All nurses need to cope with mental health issues - educators respond
Published on 22 April, 2008
Educators are responding to the increasing need for all nurses to be able to care for people experiencing mental health issues.
From 2009 onwards, CQU's undergraduate nursing programs in Mackay, Rockhampton, Bundaberg and Noosa, and by distance education, will incorporate a completely revamped mental health subject and new textbook. And from 2010, they will also boost the mental health aspects incorporated into a wide range of other nursing subjects.
Professor Brenda Happell
Central Queensland University's Professor of Contemporary Nursing Brenda Happell said mental health content within most undergraduate nursing courses has previously been inadequate.
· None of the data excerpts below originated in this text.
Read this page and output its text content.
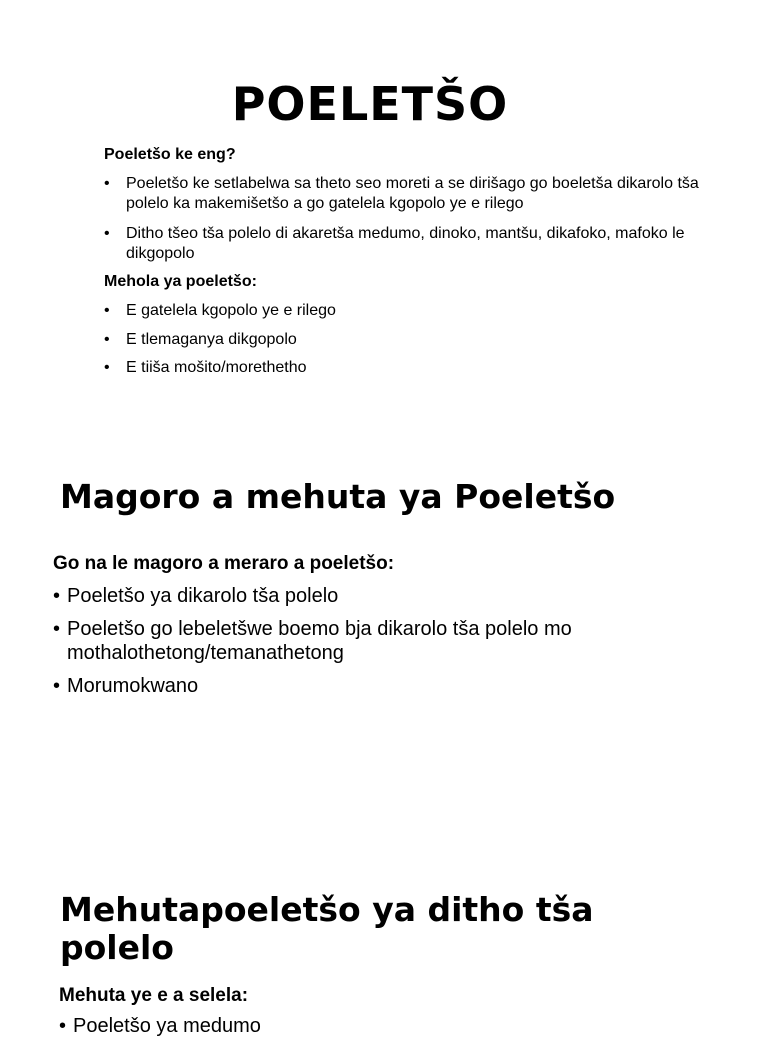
POELETŠO

Poeletšo ke eng?

• Poeletšo ke setlabelwa sa theto seo moreti a se dirišago go boeletša dikarolo tša polelo ka makemišetšo a go gatelela kgopolo ye e rilego
• Ditho tšeo tša polelo di akaretša medumo, dinoko, mantšu, dikafoko, mafoko le dikgopolo

Mehola ya poeletšo:

• E gatelela kgopolo ye e rilego
• E tlemaganya dikgopolo
• E tiiša mošito/morethetho
Magoro a mehuta ya Poeletšo

Go na le magoro a meraro a poeletšo:

• Poeletšo ya dikarolo tša polelo
• Poeletšo go lebeletšwe boemo bja dikarolo tša polelo mo mothalothetong/temanathetong
• Morumokwano
Mehutapoeletšo ya ditho tša polelo

Mehuta ye e a selela:

• Poeletšo ya medumo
"Mainstreaming of mental health services within the general healthcare sector and the disproportionately high prevalence of mental health problems within general health, means that increasingly all nurses are required to care for people experiencing mental health issues within all healthcare settings," Professor Happell said.
She also said mental health nursing needed to be introduced much earlier in the curricula so stereotypical views of people with mental illness could be challenged.
Professor Happell said CQU was employing a project officer to implement the changes in conjunction with a steering committee including involvement by mental health service consumers and carers and an Indigenous Mental Health worker.
"Mental health consumers and carers will be provided every opportunity to participate actively in all stages of the project," she said.
Professor Brenda Happell
"They will be represented on the Steering Committee and will be active contributors to the development of the revised content. They will also be employed to deliver specific aspects of the subjects when they are implemented."
Professor Happell, who is a mental health academic and researcher, welcomed the project involvement by her fellow CQU mental health specialists Dr Lorna Moxham, Gerry Dares and Julie Bradshaw, along with external consultant Cath Roper, a consumer academic from the Centre for Psychiatric Nursing in Victoria.